If a mnemonic like the “Five Ts” or a written approach checklist help, by all means use them. Each of us is different and we need to find a method that works for us. The important thing is to develop a systematic and repeatable way of thinking ahead about what comes next and what to do when you get there.

The other important thing is this is for all flying. We need to do this every time, or it will fail us when we need it. Autopilots are not perfect and even when they are, they are stupid. They only do what we tell them. The fastest and easiest way to correct the autopilot-induced altitude deviation we mentioned earlier is to hit the red button and take over. The best time to hit it is immediately.

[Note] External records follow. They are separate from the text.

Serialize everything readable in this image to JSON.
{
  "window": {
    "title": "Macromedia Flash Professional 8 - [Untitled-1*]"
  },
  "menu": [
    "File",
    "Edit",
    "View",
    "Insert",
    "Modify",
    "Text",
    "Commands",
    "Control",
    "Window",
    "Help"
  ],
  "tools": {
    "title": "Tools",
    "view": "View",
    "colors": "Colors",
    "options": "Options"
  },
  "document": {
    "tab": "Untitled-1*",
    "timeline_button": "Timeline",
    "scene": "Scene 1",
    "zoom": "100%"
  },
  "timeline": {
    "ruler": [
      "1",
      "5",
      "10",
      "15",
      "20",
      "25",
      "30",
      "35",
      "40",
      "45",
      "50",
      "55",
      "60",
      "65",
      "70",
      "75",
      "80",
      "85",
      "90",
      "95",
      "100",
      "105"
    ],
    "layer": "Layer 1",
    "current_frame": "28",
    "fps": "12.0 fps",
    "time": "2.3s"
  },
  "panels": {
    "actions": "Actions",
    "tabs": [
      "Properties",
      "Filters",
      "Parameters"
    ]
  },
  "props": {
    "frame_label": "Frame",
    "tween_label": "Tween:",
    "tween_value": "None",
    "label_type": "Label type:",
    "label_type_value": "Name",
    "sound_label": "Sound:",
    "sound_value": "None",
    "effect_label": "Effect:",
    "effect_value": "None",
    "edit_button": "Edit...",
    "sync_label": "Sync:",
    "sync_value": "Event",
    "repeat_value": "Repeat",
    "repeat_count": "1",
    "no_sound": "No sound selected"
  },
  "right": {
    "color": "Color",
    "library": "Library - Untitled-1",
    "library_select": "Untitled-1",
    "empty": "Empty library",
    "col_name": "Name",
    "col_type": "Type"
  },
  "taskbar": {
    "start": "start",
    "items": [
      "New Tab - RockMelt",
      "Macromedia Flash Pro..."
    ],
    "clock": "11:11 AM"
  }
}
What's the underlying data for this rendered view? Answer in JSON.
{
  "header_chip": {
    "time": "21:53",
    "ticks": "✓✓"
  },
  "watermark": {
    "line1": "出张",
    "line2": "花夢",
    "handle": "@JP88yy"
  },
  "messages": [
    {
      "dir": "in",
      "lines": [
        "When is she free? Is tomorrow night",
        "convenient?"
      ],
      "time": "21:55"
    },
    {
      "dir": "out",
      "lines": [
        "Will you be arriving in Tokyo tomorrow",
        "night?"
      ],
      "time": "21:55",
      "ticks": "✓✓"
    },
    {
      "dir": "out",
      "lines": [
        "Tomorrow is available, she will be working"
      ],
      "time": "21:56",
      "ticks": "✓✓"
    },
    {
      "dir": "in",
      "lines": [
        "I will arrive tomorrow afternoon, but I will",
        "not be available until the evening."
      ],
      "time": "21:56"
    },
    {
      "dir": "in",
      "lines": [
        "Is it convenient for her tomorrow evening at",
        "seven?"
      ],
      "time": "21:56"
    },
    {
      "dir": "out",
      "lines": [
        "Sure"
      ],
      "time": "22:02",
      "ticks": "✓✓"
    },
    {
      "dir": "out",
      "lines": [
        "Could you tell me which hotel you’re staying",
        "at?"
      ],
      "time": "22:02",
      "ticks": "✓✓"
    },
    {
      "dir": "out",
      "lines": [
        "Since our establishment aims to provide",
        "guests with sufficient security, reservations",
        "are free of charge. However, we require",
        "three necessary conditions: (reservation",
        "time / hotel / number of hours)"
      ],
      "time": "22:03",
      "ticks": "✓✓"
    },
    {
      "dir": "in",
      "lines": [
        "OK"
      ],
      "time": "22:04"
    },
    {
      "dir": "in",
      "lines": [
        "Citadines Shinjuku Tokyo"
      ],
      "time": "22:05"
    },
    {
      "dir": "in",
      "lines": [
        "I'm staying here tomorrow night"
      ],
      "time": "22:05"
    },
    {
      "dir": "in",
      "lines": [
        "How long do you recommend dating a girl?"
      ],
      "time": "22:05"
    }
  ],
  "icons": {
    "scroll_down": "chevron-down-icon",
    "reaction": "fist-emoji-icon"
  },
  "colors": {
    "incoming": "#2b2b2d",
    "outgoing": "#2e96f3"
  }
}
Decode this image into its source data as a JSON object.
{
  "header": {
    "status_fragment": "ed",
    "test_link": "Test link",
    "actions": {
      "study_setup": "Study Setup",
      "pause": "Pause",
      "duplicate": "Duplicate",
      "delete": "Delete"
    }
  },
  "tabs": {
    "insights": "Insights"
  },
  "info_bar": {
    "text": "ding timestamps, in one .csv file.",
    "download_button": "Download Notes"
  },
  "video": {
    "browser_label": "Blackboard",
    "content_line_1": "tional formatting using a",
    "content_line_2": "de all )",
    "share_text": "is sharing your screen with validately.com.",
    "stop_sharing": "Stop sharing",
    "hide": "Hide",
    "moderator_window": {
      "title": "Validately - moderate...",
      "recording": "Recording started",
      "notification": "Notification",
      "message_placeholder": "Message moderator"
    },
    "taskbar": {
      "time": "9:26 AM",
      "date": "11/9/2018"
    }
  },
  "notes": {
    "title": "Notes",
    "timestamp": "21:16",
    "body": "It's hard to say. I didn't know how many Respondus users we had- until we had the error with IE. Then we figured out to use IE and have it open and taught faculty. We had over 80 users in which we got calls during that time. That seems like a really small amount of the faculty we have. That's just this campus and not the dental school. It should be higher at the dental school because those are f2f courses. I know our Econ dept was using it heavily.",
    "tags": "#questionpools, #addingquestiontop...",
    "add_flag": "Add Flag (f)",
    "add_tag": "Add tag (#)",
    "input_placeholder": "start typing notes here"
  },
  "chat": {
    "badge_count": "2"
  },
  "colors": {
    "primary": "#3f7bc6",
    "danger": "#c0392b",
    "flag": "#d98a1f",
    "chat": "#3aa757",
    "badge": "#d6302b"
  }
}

And the only way to do that is to preview in advance what it should do. That’s what self-talk is all about.

And yes, it takes practice. But the best part is, if we do it consistently, thinking ahead, it becomes our habit. We say or think it far more quickly than the descriptions here. It ends up taking barely any thought at all. When we watch a professional pilot smoothly fly an approach as if they are singing “Anticipation” while waiting for the ketchup to pour, it’s because they have internalized “what’s next” and “what do I do when I get there?” to a degree that it has become unconscious habit.

CFII and retired aviation lawyer Mark Kolber believes that anticipation is the best way of avoiding the need to, um, cetch up.